Knowing What You Shouldn’t Do

HandshakeImagine you’ve got a company. You’re sitting in your office when you realize that it’s become quite cramped. And that storage room next door really isn’t all that useful. So you google the best deals on pneumatic hammers and start taking the wall down.

Or not.

Unless you’re in construction chances are you’d call someone who is. And that’s the way to do it – find someone who’s an expert and get them to do the job. But when it comes to our hobbies and private life we’re reluctant to do that. Monetizing what we’re doing outside of works somehow feels wrong.

I’m no better. I was brought up in the tried and true male “Ugh-go-bash-dinosaur-on-the-head-himself” format. Yeah, that’s fine in a subsistence economy but I’m not growing my own food (actually I am, but that’s another subject altogether).

But that’s going to change. It has to change if I want to have the time to design and playtest.

To start I need to reconsider how I’m looking at “help”. I’ve been taught, by implication, that one shouldn’t cry wolf. Do it yourself and ask for help only when you’re dying. That’s just plain stupid. People won’t mind if I ask for help, and if someone does there are plenty of other’s who won’t.
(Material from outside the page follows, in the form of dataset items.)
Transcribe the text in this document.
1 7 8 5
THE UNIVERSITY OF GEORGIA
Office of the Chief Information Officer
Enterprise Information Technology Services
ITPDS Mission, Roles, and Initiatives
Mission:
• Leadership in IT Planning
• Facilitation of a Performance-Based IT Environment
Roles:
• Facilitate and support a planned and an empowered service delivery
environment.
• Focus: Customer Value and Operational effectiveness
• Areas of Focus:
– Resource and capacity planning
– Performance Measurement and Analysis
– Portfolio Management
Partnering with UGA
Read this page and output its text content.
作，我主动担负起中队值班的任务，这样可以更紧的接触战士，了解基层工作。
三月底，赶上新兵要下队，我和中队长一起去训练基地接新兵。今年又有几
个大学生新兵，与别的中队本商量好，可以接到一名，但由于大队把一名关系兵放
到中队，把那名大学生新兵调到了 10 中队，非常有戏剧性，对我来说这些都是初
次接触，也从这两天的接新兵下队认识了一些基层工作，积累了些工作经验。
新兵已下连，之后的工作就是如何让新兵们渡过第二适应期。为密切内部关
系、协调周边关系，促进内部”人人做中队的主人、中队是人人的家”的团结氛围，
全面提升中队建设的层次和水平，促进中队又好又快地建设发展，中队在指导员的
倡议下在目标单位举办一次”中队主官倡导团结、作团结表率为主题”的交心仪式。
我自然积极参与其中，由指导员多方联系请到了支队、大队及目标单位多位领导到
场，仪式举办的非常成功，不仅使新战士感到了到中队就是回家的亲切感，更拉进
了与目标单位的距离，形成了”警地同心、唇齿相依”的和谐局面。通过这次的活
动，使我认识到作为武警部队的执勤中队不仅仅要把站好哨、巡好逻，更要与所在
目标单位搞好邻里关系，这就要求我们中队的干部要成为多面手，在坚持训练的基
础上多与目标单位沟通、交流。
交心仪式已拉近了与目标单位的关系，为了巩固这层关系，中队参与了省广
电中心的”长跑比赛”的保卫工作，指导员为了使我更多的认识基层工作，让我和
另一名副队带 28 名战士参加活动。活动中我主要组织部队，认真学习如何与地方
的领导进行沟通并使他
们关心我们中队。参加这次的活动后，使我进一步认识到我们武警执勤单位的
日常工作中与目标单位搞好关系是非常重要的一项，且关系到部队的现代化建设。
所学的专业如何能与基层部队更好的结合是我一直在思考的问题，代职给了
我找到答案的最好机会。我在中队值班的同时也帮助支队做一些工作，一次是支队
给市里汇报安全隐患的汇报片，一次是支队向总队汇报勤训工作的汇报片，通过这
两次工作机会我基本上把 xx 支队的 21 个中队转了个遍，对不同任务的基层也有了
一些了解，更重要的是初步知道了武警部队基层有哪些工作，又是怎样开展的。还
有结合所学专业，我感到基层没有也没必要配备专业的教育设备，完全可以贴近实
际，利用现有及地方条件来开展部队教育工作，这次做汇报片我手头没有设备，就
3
I know, I’m one of them.

The past months I’ve been doing copywriting work for Edgars Zakis of Brain Games. I volunteered for the first job but after that he kept slipping pro-bono (that’s a fancy word for “for free”) work my way. And I’ve always appreciated it.

Not only did I get to do something I like and am good at (proofing rules, but I like any type of writing), but I got to do it in a genre that I’m interested in and, most importantly, I got to feel appreciated.

I know I’m not unique. If I like to help out others are bound to like it too. It’s not a question of “Hey, dude, you must work for free”, it’s a question of “Hi, could I help you?”. That’s a big difference. I’ve written about free will and gaming before (see Gaming: voluntarily performing impossible tasks of uncertain value) and this is no different. If I get to choose to do something I’m likely to enjoy it – and helping someone out at the same time is a big bonus, especially as humans are hardwired for altruism (at least according to some of the latest neuroscience).

Smiley ballSo this is my resolution for this year: I’m going to get better at asking for help. Not only help with art, which I’ve been thinking about, but also help with stuff like setting up my server (that takes way too much time now that I’m not on top of the tech curve any longer) and creating questionnaires. I’m going to do that so that I can spend more time on the things that I do enjoy, like writing and designing. And it will give me more time to give away to people who need my help.

That’s a win-win situation if I’ve ever seen one.